Central bank paranoia over a 2008 repeat remains strong, which is precisely why the intermarket crisis pricing can easily unwind. What people seem to continuously underestimate is the role of incentives in dealing with the crisis. As I said on CNBC Thursday, if Spain (EWP) goes, the Euro (FXE) goes, and the European Central Bank goes. Out of pure and simple self-preservation, any kind of immense strain in financial markets will likely be aggressively countered. Either reflation happens organically, or it will be forced upon us (from an expectations standpoint).
There is something else which I believe is important to stress. Following the Summer Crash of 2011, Fall Melt-Up, and Winter Resolution seasonal calls, I made the case for a Spring Switch out of bonds and into stocks. In late March, the idea was that money would begin to re-allocate away from fixed income and into equities. As April progressed, I argued a "mini-correction" was likely (May decline) and that stock market resilience due to the bear paradox would only further the case of the Spring Switch getting flipped.

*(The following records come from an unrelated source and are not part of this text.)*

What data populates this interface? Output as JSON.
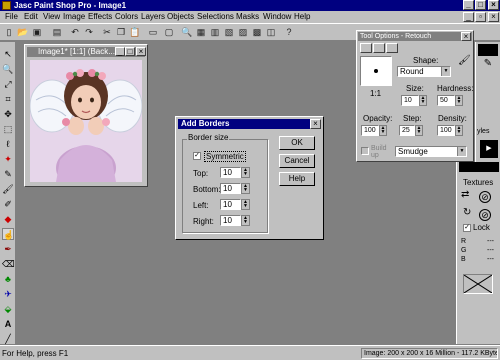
{
  "app": {
    "title": "Jasc Paint Shop Pro - Image1"
  },
  "menu": [
    "File",
    "Edit",
    "View",
    "Image",
    "Effects",
    "Colors",
    "Layers",
    "Objects",
    "Selections",
    "Masks",
    "Window",
    "Help"
  ],
  "image_window": {
    "title": "Image1* [1:1] (Back..."
  },
  "dialog": {
    "title": "Add Borders",
    "group_label": "Border size",
    "symmetric_label": "Symmetric",
    "symmetric_checked": true,
    "fields": [
      {
        "label": "Top:",
        "value": "10"
      },
      {
        "label": "Bottom:",
        "value": "10"
      },
      {
        "label": "Left:",
        "value": "10"
      },
      {
        "label": "Right:",
        "value": "10"
      }
    ],
    "ok_label": "OK",
    "cancel_label": "Cancel",
    "help_label": "Help"
  },
  "tool_options": {
    "title": "Tool Options - Retouch",
    "shape_label": "Shape:",
    "shape_value": "Round",
    "size_label": "Size:",
    "size_value": "10",
    "hardness_label": "Hardness:",
    "hardness_value": "50",
    "opacity_label": "Opacity:",
    "opacity_value": "100",
    "step_label": "Step:",
    "step_value": "25",
    "density_label": "Density:",
    "density_value": "100",
    "ratio_label": "1:1",
    "buildup_label": "Build up",
    "mode_value": "Smudge"
  },
  "side_panel": {
    "styles_label": "yles",
    "textures_label": "Textures",
    "lock_label": "Lock",
    "r_label": "R",
    "g_label": "G",
    "b_label": "B",
    "r_value": "---",
    "g_value": "---",
    "b_value": "---"
  },
  "status": {
    "help_text": "For Help, press F1",
    "image_info": "Image:  200 x 200 x 16 Million - 117.2 KBytes"
  },
  "colors": {
    "titlebar": "#000080",
    "face": "#c0c0c0",
    "workspace": "#808080",
    "foreground": "#000000",
    "background": "#ffffff"
  }
}
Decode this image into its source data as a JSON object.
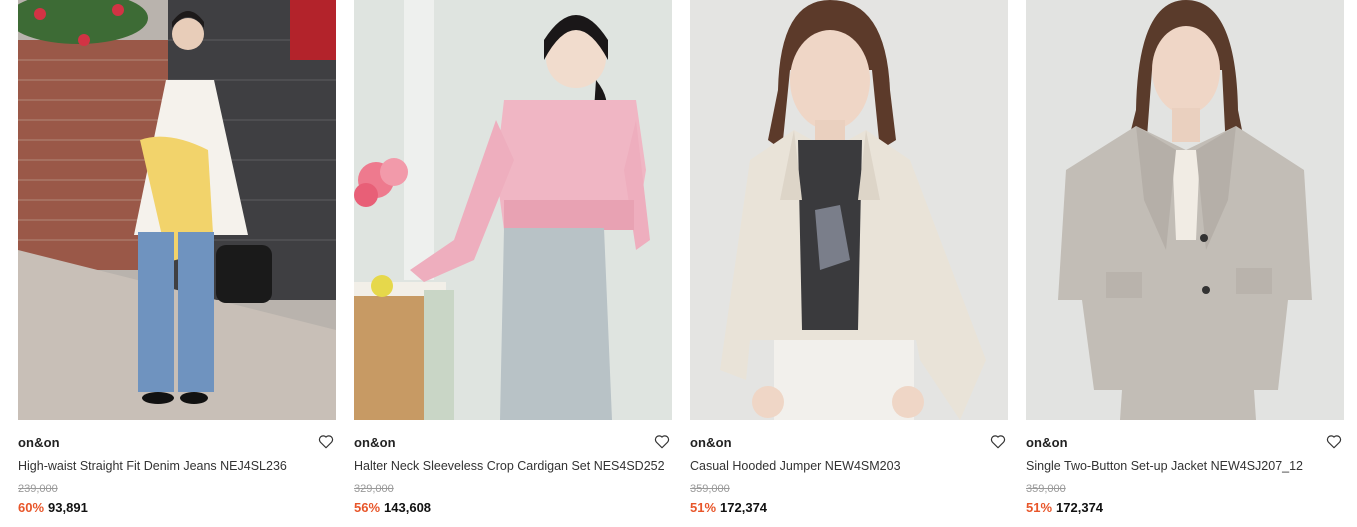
{
  "products": [
    {
      "brand": "on&on",
      "name": "High-waist Straight Fit Denim Jeans NEJ4SL236",
      "original_price": "239,000",
      "discount": "60%",
      "price": "93,891",
      "wishlist_icon": "heart-outline-icon"
    },
    {
      "brand": "on&on",
      "name": "Halter Neck Sleeveless Crop Cardigan Set NES4SD252",
      "original_price": "329,000",
      "discount": "56%",
      "price": "143,608",
      "wishlist_icon": "heart-outline-icon"
    },
    {
      "brand": "on&on",
      "name": "Casual Hooded Jumper NEW4SM203",
      "original_price": "359,000",
      "discount": "51%",
      "price": "172,374",
      "wishlist_icon": "heart-outline-icon"
    },
    {
      "brand": "on&on",
      "name": "Single Two-Button Set-up Jacket NEW4SJ207_12",
      "original_price": "359,000",
      "discount": "51%",
      "price": "172,374",
      "wishlist_icon": "heart-outline-icon"
    }
  ],
  "colors": {
    "discount": "#e8562a",
    "price": "#111111",
    "original_price": "#9a9a9a"
  }
}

The "great re-allocation" did not happen in the spring, but it seems entirely possible now to think that Draghi is about to turn the lights on.
Take a look below at the price ratio of the iShares Barclays TIPS Bond Fund (TIP) relative to the iShares Barclays 7-10 Year Treasury Bond Fund ETF (IEF). As a reminder, a rising price ratio means the numerator/TIP is outperforming (up more/down less) the denominator/IEF.
(click image to enlarge)
The idea of this ratio is to provide one way of tracking inflation expectations. When TIP outperforms IEF (the trend is up), it means market participants in the bond market are positioning for and expecting inflation to rise. When falling, that means concerns are growing over deflation. Notice first that the ratio does tend to trend, and that when the ratio is turning higher, it generally coincides with a bullish environment for risk assets. Notice on the far right of the chart that the ratio is holding on to a rough support line, and that a mini-V formation may be happening. Any kind of central bank action could be a catalyst for the ratio to move higher, which in turn, could continue to make money comfortable in stocks again.
So while the Spring Switch out of bonds and into stocks did not happen in the spring, it looks like SuperBen and the League of Extraordinary Bankers are going to try to force it. This reminds investors that they will do everything possible to prevent a 2008 repeat and remove event risk. As I have been saying for some time now, remove the perception of event risk, and rally on.
Disclosure: Pension Partners, LLC, and/or its clients may hold positions in securities mentioned in this article at time of writing. I have no positions in any stocks mentioned, and no plans to initiate any positions within the next 72 hours.